Having worked for us in the capacity of campsite courier and maintenance assistant as well as enjoying a fair few camping holidays with Canvas, our good friend Karen Wright from 2018’s Great British Bake Off knows a thing or two about our destinations. She also knows a fair amount about serving up delicious dishes and yummy bakes, so has all the ingredients needed to rustle up a brilliant blog about her favourite dishes and the destinations they come from.

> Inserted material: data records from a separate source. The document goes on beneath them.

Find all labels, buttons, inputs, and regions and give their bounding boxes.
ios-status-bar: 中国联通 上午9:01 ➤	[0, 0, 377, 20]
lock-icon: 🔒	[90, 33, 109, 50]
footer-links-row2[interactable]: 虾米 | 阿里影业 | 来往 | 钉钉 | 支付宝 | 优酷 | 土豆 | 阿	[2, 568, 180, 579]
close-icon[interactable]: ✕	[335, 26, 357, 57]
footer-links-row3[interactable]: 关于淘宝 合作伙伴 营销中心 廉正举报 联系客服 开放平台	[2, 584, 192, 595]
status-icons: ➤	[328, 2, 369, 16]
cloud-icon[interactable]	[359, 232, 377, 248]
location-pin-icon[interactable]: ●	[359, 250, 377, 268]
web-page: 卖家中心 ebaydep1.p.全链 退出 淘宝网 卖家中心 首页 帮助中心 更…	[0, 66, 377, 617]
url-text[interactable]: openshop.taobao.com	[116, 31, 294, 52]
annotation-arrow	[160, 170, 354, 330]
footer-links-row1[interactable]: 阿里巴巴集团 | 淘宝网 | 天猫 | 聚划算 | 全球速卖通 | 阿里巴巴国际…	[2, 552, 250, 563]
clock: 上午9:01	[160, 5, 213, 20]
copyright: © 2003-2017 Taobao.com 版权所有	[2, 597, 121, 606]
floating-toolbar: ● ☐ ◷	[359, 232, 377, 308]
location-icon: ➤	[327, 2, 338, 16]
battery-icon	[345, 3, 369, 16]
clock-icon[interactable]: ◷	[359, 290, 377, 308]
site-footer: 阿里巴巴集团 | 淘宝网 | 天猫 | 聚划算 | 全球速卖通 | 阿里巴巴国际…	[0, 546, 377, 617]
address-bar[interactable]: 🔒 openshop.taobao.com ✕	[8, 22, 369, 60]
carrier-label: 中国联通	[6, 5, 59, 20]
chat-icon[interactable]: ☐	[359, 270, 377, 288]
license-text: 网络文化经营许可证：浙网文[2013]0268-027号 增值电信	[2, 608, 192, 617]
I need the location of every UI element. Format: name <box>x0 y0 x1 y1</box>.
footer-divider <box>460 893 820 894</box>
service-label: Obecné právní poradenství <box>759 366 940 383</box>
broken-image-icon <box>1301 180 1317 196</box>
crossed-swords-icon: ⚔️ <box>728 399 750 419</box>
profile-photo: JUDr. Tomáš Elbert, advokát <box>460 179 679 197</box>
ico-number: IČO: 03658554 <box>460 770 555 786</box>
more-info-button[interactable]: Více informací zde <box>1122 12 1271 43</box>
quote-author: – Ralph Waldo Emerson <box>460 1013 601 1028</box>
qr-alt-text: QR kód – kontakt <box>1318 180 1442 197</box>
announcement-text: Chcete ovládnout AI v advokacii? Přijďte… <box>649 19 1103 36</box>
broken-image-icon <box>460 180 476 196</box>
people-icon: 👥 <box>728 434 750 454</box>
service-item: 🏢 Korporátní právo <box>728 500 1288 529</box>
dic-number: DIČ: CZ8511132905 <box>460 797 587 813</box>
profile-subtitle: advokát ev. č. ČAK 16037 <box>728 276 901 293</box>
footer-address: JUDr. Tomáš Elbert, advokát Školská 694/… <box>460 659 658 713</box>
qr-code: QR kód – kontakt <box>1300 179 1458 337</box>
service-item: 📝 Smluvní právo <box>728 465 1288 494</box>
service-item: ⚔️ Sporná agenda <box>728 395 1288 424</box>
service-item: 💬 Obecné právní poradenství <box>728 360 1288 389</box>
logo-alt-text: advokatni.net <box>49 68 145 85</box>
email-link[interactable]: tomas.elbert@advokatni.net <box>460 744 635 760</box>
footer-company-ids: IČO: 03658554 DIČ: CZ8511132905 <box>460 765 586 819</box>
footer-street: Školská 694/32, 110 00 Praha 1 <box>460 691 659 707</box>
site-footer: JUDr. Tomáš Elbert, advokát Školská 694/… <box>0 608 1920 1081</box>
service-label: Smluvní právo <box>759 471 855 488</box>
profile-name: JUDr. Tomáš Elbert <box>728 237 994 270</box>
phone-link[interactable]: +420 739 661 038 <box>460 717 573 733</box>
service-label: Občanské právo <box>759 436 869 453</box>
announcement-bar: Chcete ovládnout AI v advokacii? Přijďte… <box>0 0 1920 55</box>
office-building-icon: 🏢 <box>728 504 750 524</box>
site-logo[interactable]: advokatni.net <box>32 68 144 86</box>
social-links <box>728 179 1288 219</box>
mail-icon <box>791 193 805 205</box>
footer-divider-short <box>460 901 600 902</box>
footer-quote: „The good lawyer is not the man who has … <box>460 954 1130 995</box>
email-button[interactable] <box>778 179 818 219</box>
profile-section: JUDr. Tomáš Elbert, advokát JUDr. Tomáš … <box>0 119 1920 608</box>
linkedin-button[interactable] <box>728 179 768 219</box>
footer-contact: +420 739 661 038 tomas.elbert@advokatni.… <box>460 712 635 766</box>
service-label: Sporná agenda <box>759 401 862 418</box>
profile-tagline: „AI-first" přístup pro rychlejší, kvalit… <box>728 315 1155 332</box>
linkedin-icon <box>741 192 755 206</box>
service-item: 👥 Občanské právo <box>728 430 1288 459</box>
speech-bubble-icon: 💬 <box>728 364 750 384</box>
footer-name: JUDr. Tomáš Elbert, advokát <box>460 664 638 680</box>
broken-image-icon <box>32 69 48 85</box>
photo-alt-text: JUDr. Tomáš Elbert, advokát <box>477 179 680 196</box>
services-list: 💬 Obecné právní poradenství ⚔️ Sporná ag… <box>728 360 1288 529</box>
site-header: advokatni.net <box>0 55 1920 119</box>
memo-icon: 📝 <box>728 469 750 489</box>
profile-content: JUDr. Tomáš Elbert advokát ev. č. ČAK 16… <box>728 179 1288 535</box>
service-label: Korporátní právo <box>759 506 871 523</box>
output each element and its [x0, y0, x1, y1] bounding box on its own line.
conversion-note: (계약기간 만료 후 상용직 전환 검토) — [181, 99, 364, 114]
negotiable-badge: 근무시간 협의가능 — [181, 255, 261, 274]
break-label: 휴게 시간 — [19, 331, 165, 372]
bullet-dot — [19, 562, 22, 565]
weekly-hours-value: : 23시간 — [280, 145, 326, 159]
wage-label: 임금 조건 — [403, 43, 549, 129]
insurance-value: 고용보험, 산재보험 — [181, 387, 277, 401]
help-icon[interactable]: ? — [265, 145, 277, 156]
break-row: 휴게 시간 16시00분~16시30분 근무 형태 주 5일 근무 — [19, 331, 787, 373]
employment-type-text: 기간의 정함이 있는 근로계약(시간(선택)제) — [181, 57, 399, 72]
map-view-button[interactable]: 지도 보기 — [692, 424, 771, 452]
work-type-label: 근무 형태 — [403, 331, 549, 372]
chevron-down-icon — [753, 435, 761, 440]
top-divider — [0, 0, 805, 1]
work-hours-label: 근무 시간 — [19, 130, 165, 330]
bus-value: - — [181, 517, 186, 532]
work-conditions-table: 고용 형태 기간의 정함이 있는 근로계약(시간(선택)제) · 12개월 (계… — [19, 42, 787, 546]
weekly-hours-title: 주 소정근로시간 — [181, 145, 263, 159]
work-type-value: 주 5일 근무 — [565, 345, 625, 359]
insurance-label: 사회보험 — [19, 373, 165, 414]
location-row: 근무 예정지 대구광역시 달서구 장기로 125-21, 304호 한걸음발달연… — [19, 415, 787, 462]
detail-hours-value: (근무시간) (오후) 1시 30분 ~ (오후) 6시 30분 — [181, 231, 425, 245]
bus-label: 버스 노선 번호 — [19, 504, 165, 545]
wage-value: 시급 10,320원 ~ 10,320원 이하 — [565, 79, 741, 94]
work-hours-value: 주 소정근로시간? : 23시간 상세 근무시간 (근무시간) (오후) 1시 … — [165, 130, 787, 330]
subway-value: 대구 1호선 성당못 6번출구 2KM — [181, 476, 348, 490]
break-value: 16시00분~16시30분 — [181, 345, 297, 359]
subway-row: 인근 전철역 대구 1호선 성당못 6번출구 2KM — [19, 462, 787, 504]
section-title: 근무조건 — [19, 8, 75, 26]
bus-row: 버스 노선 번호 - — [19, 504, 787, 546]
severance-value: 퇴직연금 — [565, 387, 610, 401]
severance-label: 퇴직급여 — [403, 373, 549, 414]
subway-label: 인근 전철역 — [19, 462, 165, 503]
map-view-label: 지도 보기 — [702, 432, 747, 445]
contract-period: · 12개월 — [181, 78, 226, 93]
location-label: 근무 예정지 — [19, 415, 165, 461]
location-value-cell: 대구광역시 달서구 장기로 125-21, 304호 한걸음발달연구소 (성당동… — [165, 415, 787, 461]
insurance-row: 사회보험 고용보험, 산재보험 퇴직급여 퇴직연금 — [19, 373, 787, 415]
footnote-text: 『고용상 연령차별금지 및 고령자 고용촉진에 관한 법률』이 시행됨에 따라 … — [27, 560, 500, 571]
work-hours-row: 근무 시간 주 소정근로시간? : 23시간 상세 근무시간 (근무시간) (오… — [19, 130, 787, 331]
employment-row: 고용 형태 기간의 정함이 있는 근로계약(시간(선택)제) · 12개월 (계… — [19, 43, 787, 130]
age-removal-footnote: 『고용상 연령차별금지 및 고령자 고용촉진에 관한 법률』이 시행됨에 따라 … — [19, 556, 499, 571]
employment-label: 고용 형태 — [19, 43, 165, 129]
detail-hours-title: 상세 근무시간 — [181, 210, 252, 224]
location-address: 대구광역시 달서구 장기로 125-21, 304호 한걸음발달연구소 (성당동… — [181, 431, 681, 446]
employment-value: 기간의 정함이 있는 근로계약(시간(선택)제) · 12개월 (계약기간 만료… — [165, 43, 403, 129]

I have holidayed, worked, and travelled through Normandy countless times over the years. A lovely region, being in the North of France, it is easy and quick to travel to, so you can get into your holiday groove in no time at all. Canvas Holidays have fab campsites to choose from with great access to the beaches and to the historical landmarks like the D Day landing beaches, Mont St Michel, and the Bayeux Tapestry to name but a few!
Normandy has its own delicious food and drink too. Apples are grown in abundance, so Cider is a popular drink in the area. Normandy is a dairy farming region and so lots of cheese and cream products are manufactured here too.
Camembert is made in Normandy and is wonderful on a cheese board or baked!
My recipe from the Normandy region includes apple, cider, and cream. It is easy to prepare both at home and on the campsite.
Pork in Cider and Cream Sauce
- Large knob of butter
- Chopped onion
- Handful of mushrooms
- Teaspoon of Dijon mustard
- 600g sliced pork tenderloin
- 1 sliced apple
- Half a can of dry cider
- Salt and pepper
- 100ml Double Cream
In a large frying pan soften the onion in the butter and then add the mushrooms. Cook down for a few minutes and then add the pork, mustard, and apple. Cook this for a few minutes to brown the meat a little, stirring all the time. Add the cider and bring to the boil. Then reduce the heat and simmer for about twenty minutes. Add the cream and heat through. Salt and pepper to taste, the dish can handle lots of pepper!
I served this with mashed potatoes and French beans.